Bu kanlı olayların yaşandığı dönemde henüz İslam dini ile tanışmamış olan Türkler, bu olaydan 200–250 sene sonra Müslüman olmaya başladılar. Kanlı fitne olaylarının yaşandığı dönemde henüz <Müslüman olmayan Türklerin bir kısmı Ehli Sünnet çizgisindeki Müslümanlar vasıtası ile İslam’a girdikleri için daha sonraki zamanda Sünni adını aldılar. Bir kısmı da Hz. Ali’nin taraftarı anlamına gelen Şia, “Şii”lerin aracılığı ile Şii veya Alevi Müslüman olarak isimlendiler.

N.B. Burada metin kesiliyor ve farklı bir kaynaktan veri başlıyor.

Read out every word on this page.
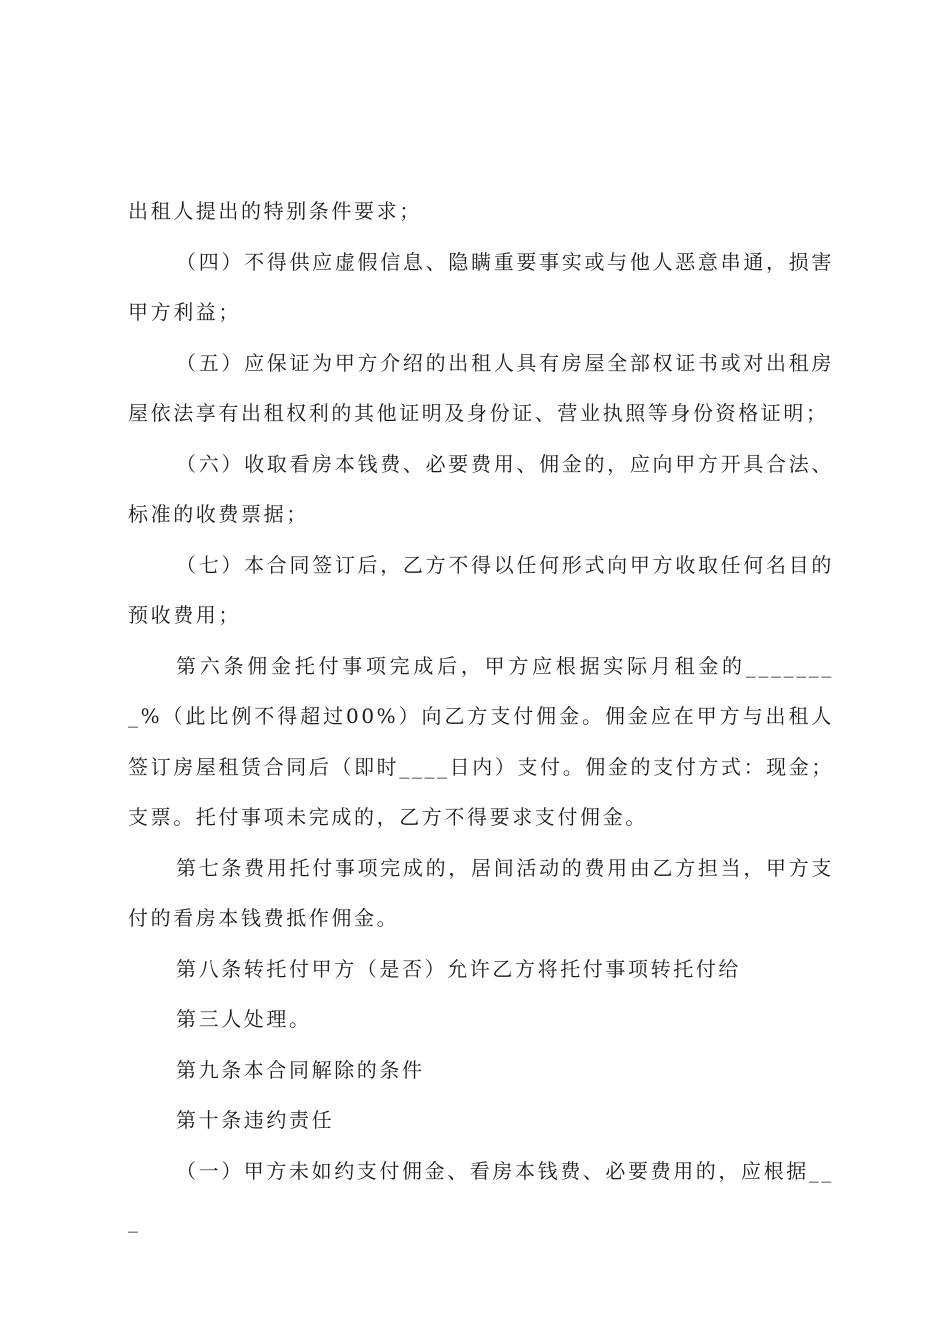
出租人提出的特别条件要求；

（四）不得供应虚假信息、隐瞒重要事实或与他人恶意串通，损害甲方利益；

（五）应保证为甲方介绍的出租人具有房屋全部权证书或对出租房屋依法享有出租权利的其他证明及身份证、营业执照等身份资格证明；

（六）收取看房本钱费、必要费用、佣金的，应向甲方开具合法、标准的收费票据；

（七）本合同签订后，乙方不得以任何形式向甲方收取任何名目的预收费用；

第六条佣金托付事项完成后，甲方应根据实际月租金的________%（此比例不得超过00%）向乙方支付佣金。佣金应在甲方与出租人签订房屋租赁合同后（即时____日内）支付。佣金的支付方式：现金；支票。托付事项未完成的，乙方不得要求支付佣金。

第七条费用托付事项完成的，居间活动的费用由乙方担当，甲方支付的看房本钱费抵作佣金。

第八条转托付甲方（是否）允许乙方将托付事项转托付给

第三人处理。

第九条本合同解除的条件

第十条违约责任

（一）甲方未如约支付佣金、看房本钱费、必要费用的，应根据___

Fitne ve fesat ateşinin yandığı sahabe ve tabiin döneminde henüz Müslüman olmadıkları için ne Hz. Ali ve Hüseyin, ne de Muaviye ve Yezit tarafında yer almamış olan Türk milleti on dört asır sonra sen Alevisin, sen Sünni’sin diyerek birbirine düşman edilmesi ne kadar acıdır. Yahudiler, Münafıklar ve Ateistler bu tezgâhı ve oyunu her dönemde kuruyorlar. Geçmişten ibret almayan, aynı milletin çocukları, aynı Allah’a, aynı Peygambere ve aynı kitaba inanan Türk milletinin saf evlatları defalarca aynı oyuna geliyor ve aynı tuzağa düşüyorlar.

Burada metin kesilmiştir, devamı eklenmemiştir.